Why the focus on poetry? Poetry is a major form of literature. Literature is, in turn, one of the humanities’ main disciplines and involves heavy reading as well as writing. Studies by psychologist Raymond Mer at Canada’s York University and cognitive psychologist and professor emeritus at the University of Toronto published in 2006 and 2009 have shown that people with humanities-centered educations are more receptive to and empathetic where it comes to their fellow humans.

The University of Houston-Clear Lake offers a humanities-based Behavioral Science bachelor’s degree and master’s degree programs to prisoners at the Texas Department of Criminal Justice’s Ramsey Unit. Recidivism rates for UHCL’s bachelor’s degree earners is 5.6 percent and for its master’s degree earners is 0. That’s right, zero percent, as opposed to the national rate of 67.5 percent and Texas’ rate of 30.7 percent.

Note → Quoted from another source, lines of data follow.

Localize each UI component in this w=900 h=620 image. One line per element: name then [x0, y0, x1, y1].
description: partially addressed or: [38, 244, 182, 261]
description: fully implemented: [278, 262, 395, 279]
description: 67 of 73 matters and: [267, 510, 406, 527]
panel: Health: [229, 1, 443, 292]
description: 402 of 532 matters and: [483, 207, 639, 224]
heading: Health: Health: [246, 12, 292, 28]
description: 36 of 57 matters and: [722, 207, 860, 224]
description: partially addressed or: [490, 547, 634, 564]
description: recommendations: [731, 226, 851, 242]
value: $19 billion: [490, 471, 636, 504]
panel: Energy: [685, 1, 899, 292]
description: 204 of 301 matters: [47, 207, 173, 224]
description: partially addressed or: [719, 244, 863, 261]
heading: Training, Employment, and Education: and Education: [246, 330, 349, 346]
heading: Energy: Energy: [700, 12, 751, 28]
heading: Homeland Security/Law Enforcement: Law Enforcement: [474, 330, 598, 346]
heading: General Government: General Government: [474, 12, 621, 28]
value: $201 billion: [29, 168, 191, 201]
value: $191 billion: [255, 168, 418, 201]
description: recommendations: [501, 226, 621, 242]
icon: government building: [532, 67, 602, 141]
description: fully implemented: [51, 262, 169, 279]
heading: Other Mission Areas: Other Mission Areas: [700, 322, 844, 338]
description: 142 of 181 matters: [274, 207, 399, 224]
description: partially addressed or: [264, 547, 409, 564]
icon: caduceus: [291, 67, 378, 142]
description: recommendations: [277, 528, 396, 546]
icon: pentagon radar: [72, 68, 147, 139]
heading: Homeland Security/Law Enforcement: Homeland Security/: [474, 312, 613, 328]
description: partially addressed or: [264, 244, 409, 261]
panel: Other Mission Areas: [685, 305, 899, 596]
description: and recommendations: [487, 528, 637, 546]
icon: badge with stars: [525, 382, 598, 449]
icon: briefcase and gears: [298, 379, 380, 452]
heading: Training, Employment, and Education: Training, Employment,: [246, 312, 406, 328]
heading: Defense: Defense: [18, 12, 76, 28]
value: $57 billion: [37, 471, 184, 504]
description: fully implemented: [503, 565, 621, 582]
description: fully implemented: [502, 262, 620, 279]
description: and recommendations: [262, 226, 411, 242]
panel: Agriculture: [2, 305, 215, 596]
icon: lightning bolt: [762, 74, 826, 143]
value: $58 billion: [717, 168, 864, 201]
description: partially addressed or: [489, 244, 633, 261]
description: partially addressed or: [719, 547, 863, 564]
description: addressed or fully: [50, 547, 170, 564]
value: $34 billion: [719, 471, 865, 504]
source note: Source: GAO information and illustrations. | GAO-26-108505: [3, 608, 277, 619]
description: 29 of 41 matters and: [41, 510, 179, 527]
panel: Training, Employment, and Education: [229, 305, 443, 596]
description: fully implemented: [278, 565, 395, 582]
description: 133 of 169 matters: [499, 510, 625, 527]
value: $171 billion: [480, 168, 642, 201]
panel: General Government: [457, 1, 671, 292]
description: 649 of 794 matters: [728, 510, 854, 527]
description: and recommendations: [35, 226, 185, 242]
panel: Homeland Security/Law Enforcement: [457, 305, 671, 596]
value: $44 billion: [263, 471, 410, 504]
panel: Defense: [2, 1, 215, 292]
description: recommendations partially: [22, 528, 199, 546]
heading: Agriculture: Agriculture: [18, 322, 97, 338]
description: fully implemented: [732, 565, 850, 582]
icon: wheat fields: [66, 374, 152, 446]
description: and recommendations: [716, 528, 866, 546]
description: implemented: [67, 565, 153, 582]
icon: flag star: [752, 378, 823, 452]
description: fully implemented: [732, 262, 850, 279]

All three UHCL curriculums incorporate poetry courses into their requirements.

A similar program is in place at the Illinois Department of Corrections at its Danville Correctional Center. It is administered by the University of Illinois (UI) through its Education Justice Program. Like the UHCL’s curriculum, UI’s is also humanities-heavy. Recidivism statistics for UI’s graduates are as-yet unavailable, probably due to the program’s low number of graduates caused by prison guards constantly interfering with the program. [PLN, October 2019, p. 59] Also, the UHCL’s programs have been in place continuously since 1988. The UI’s programs have been in place for 10 years, only a short time by comparison.

Celes Tisdale was the person who began leading poetry workshops in Attica after the uprising there. She was an assistant professor at nearby Erie Community College at that time. She saw first-hand the positive changes on the prisoners through their immersion in poetry. “Their sensitivity and perception were so intense,” Tisdale recalls, “that each Wednesday night [after class] I came home completely exhausted.”

Unfortunately, prisoner poetry books such as Betcha Ain’t: Poems from Attica, Mumia Abu-Jamal’s Live from Death Row, words from the House of the Dead, The Last Stop and Folsom Prison: the 52nd State are disappearing and nearly impossible to find any more. Lending libraries are increasingly responding to requests for those works with “WEEDED” and “WITHDRAWN” in an eerie modern-day parallel to Ray Bradbury’s Fahrenheit 451. Only in this instance, those books are not burned but merely allowed to fade into antiquated obscurity, a loss for humanity in general and an effective muzzle to prison poetry writers.